Hometown: West St. Paul, Manitoba

Height: 5 feet 8 inches

Weight: 175 pounds

Position: Center

Shoots: Left

Pedigree: Grandfather Bill, known as “Wee Willie” for his 5-8, 150-pound frame, played 14 seasons during a Hall of Fame career for the Chicago Blackhawks.

Hobbies: Golf and guitar playing, mostly in the acoustic, soft-rock style of Hawaiian-born Jack Johnson.

The pocket rocket of the Las Vegas Wranglers has been pushed around the ice in the playoffs.

As usual, though, 5-foot-8, 175-pound center Tyler Mosienko has been pushing back.

“Being a small guy, they go after you,” he says. “They don’t take you for granted. They punish you a little extra. I’ve had that all my life. I’m used to that. I can deal with that.

“No big deal.”

The pocket rocket of the Wranglers has been a very big deal to his team, a direct result of the time he devotes to the sport.

Long after his teammates have left either the Orleans Arena or Las Vegas Ice Center, Mosienko remains, still working on moves, stick-handling, shots. Then he runs stairs.

The other day, when practice ended, Wranglers skated toward center ice, where they stretched. Mosienko took feeds from someone and kept slapping shots into the net as his teammates, stretching, watched.

“I have to work a little bit harder than everyone else,” he says, “just to get a little bit better and, hopefully, make it to the NHL one day.”

1. Pops

Brian Mosienko set a blue-collar tone in his son at an early age. He’d rise early and tend to his bowling alley in Winnipeg for 15 hours a day.

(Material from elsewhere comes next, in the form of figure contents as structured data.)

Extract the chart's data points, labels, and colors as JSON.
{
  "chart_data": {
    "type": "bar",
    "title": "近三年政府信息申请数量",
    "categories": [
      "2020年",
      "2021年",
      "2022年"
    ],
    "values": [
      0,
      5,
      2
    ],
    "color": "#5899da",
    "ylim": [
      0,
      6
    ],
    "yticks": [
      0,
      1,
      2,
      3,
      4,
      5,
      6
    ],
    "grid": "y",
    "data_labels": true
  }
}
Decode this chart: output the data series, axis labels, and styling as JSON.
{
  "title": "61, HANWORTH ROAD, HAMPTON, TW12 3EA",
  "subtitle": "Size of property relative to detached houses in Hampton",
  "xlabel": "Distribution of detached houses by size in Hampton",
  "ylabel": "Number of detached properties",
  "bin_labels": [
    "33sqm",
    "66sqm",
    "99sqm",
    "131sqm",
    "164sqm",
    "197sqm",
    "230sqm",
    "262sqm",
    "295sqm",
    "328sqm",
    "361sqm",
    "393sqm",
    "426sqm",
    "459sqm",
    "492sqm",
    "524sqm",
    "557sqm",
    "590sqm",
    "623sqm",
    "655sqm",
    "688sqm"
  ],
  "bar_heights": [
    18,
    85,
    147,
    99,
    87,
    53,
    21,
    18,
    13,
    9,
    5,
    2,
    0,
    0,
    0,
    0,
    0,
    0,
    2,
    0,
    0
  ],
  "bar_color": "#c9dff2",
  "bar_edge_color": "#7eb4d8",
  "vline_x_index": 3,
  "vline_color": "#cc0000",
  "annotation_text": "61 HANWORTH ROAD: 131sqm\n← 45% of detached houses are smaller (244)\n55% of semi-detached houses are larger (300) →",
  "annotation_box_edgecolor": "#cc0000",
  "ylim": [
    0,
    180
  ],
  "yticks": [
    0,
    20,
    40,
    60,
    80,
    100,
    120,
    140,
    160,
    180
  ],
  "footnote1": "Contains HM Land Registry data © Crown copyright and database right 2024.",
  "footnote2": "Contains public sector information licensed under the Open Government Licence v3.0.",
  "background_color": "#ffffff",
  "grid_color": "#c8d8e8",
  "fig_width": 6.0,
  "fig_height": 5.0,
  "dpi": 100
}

He ran the place for more than 40 years and sold it a year ago. “Working hard comes from my family,” Tyler Mosienko says. “My dad worked for everything he had. I enjoy working. I love every bit of it.”

2. Criticism

Reporters, coaches and other critics have always told Mosienko he wouldn’t make it, that he should quit the game. He wants to prove them wrong. “And prove something to myself,” he says. “I wasn’t blessed with my small size, but I’ll just make up for it in work and talent.”

3. Take that

He says foes still call him names. He heard “little midget” in a recent game. He laughed. If that’s the best thing you can come up with. He routinely smacks players 7 or 8 inches taller than he into the boards. “You stand up for yourself,” Mosienko says. “You have to dish it out. I’m a pretty strong guy, so I can make the other team pay a little bit as well.”

4. Production

Mosienko had 14 points in the first two rounds of the playoffs, second to Peter Ferraro’s 17, which led the Wranglers. Mosienko gave the Stockton Thunder nightmares. In three seasons as a professional, he has increased his production from 47 points to 52, and 59 this past season.

5. A title

Mosienko won a Western Hockey League championship in his last season of junior hockey, in 2004-05, with the Kelowna Rockets. “The Memorial Cup,” he says. “Once you get that under your belt, that’s all you want to do — win all the time. We’re healthy and confident, and things are going pretty good right now.”